ABOVE: Matt Damon uses Filipino martial arts moves, Israeli Krav Maga, and Bruce Lee’s Jeet Kune Do, and more, in exciting, dramatic, hand-to-hand fight scenes.

THE BOURNE IDENTITY, 2002, was a game changer for action films. Sure, Jason Bourne knows how to use a wide range of hand guns and military weapons, and he’s pretty heavily muscled so he has some brute force potential, but a large element of the Bourne films is hand-to-hand combat.

In every film, Bourne displays a high level of expertise at close hand-to-hand combat against highly trained opponents.
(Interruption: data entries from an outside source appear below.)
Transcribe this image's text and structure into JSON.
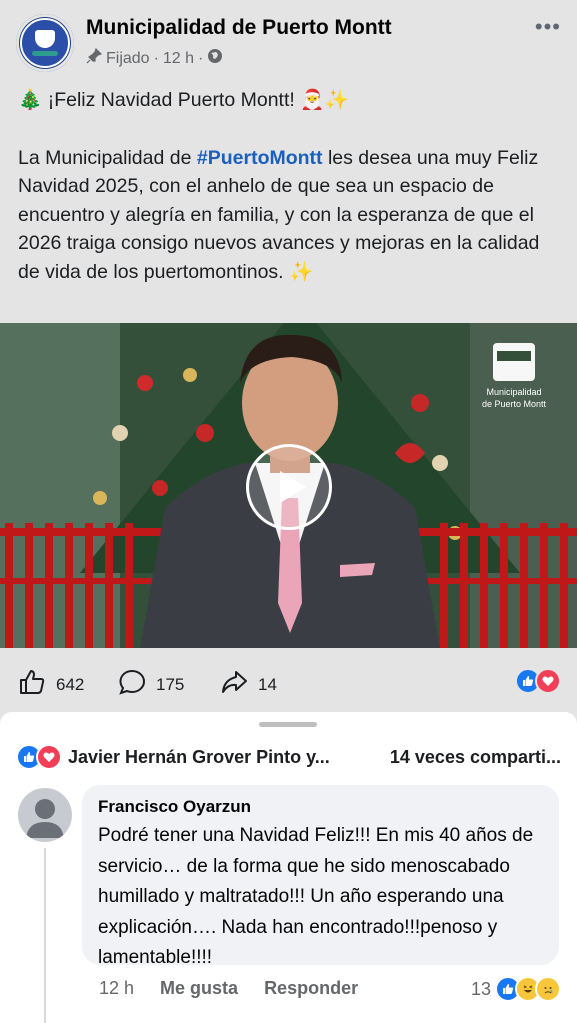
{
  "post": {
    "page_name": "Municipalidad de Puerto Montt",
    "pinned_label": "Fijado",
    "time": "12 h",
    "avatar_text": "Puerto Montt",
    "headline": "🎄 ¡Feliz Navidad Puerto Montt! 🎅✨",
    "body_prefix": "La Municipalidad de ",
    "hashtag": "#PuertoMontt",
    "body_suffix": " les desea una muy Feliz Navidad 2025, con el anhelo de que sea un espacio de encuentro y alegría en familia, y con la esperanza de que el 2026 traiga consigo nuevos avances y mejoras en la calidad de vida de los puertomontinos. ✨",
    "video_logo_line1": "Municipalidad",
    "video_logo_line2": "de Puerto Montt",
    "likes_count": "642",
    "comments_count": "175",
    "shares_count": "14"
  },
  "comments_sheet": {
    "reactors": "Javier Hernán Grover Pinto y...",
    "shares_text": "14 veces comparti...",
    "comment": {
      "author": "Francisco Oyarzun",
      "text": "Podré tener una Navidad Feliz!!! En mis 40 años de servicio… de la forma que he sido menoscabado humillado y maltratado!!! Un año esperando una explicación…. Nada han encontrado!!!penoso y lamentable!!!!",
      "time": "12 h",
      "like_action": "Me gusta",
      "reply_action": "Responder",
      "reaction_count": "13"
    }
  },
  "colors": {
    "accent": "#1877f2",
    "love": "#f33e58",
    "hashtag": "#1b5fbf"
  },
  "icons": [
    "more-icon",
    "pin-icon",
    "globe-icon",
    "like-icon",
    "comment-icon",
    "share-icon",
    "play-icon"
  ]
}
But Bourne wins because he has mastered Bruce Lee’s fighting styles: Wing Chun and Jeet Kune Do (Lee’s Cantonese “The Way of the Intercepting Fist” style). And he is adept at Krav Maga, an Israeli Defense Forces fighting technique which is focused on efficiency and combines Judo, Karate, Aikido, boxing, and wrestling. He also knows Filipino Kali.

After the success of the Bourne films, hand-to-hand combat became a big element of action films. The Taken series starring Liam Neeson, the Equalizer series starring Denzel Washington, and the newer James Bond films all have prominent displays of hand-to-hand combat. Sometimes there is a mixture of hand-to-hand fighting and the use of hand guns or other weapons.

Daniel Craig as James Bond has extensive martial arts skills so that he can defeat even much larger opponents.

The John Wick series, particularly the second and third films in the series, seem like one very long fight scene with some interludes to break up the action and add some information to the story. The third film in particular seems like one enormous and endless hand-to-hand battle composed of smaller battles, to the point of total ridiculousness. We know from watching a boxing match that a big part of winning is physical endurance. Wearing out your opponent was a key element of Muhammad Ali’s strategy. He let brute-force fighters like Sonny Liston (one of the greatest boxers ever, and super intimidating) exhaust themselves while he held back and preserved his strength. He did the same thing with his rope-a-dope strategy against George Foreman. When his opponents were exhausted, he lashed out and finished them off. In comic-book style, Wick is like the Energizer Bunny; he can have one exhausting fight after another over many hours, yet keep going. Sure, he staggers along at times or limps, but he can keep fighting fights that, for even professional fighters, would be exhausting after just one of them. In contrast, Bourne shows his physical exhaustion, so the Bourne films tend to be more realistic.

John Wick manages to overcome attacks by multiple opponents, all using hand-to-hand combat, despite a lot of knives in the display case beside them. One wonders, Don’t these guys carry guns? Why jump Wick and fight it out hand-to-hand? Well, it makes the movie more dramatic.

Hand-to-hand combat may not always seem realistic, especially when employed by professional assassins who one would think would employ a wide range of weapons and a careful methodology and lots of planning when carrying out attacks rather than jumping someone in a hotel room and duking it out. However, close combat makes action films far more dramatic than films where a sweaty guy with bulging muscles fires a huge, cannon-like military weapon and wipes out 100 attackers. It will be interesting to see where a series like the John Wick films can go with hand-to-hand combat, and whether the popularity of this kind of fighting will become a source of parody.

Parody often signals the end of a life cycle for something that has been very popular — a film genre or genre in literature. I offer such a parody of the macho, furiously fighting tough guy martial arts expert in my spoof of STREET FIGHTER 2. (SEE LINK ABOVE.) But, even though it’s getting ridiculous in the Wick films, hand-to-hand will continue to be popular in action films because it adds so much drama to the story.